I have this question that I am stuck at.
Let $(G; * ; I)$ be a group and let 'a' in $G$. Let $f : G \rightarrow G$ be the function defined by $f(x) = x * a$ for all $x$ in $G$. Prove that $f$ is bijective.
This is what I got from my instructor, but I forgot how he came up with this.

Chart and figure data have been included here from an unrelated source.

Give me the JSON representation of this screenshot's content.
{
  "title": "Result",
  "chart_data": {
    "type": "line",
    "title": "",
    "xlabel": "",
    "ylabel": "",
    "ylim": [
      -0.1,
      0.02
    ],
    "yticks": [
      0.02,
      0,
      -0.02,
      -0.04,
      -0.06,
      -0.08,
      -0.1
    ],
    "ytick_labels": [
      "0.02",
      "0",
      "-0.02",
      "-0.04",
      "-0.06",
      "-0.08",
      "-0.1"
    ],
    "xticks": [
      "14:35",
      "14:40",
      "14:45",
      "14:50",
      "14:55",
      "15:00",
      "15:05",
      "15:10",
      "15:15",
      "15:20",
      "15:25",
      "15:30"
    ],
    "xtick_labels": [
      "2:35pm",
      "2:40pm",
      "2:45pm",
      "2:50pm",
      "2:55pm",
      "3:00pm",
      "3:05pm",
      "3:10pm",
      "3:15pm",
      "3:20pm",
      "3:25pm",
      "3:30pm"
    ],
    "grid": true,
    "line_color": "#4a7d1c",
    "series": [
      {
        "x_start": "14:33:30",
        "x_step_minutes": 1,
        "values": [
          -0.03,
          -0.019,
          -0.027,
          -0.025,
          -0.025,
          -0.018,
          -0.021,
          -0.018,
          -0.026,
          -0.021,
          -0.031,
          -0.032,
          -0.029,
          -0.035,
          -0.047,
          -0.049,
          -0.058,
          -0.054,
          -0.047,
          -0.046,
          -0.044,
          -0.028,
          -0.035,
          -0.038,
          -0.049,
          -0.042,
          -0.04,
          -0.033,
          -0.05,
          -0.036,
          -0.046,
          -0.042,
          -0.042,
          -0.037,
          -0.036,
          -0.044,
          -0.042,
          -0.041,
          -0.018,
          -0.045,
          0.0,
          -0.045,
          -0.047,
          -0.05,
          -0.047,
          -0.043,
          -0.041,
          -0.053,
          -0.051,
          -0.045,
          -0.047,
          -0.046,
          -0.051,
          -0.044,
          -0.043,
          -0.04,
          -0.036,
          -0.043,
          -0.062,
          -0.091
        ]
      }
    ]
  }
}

I mean I cannot trace back which def. and lemma he used, aside from associativity.
$g(f(x)) = f(x) * a^-1 = x * a * a^-1 = x * I = x$
Also if it is not too much trouble... Would this work if the function is slightly different, $f(x) = a * x$
$f(g(x)) = a * g(x) = a * a^-1 * x = I * x = x$
If all of the above is completely wrong, then what is the correct version using inverse? and maybe also how to prove it using injectivity and surjectivity?
Thanks
You never defined what $g$ is, although it is fairly obvious what it is. If $g(x)=xa^{-1}$ then $f(g(x))=g(f(x))=x$ for all $x\in G$. If a function has both a left and right inverse (or just an inverse) then it is bijective.
For a direct proof without defining an inverse,
Injectivity
If $f(x)=f(y)$ then $xa=ya$. Multiplying both sides on the right by $a^{-1}$ will give you $x=y$.
Surjectivity
Let $g\in G$ and let $x=ga^{-1}$. Then verify $f(x)=g$
For the similar function $h(x)=ax$ you can easily modify the above.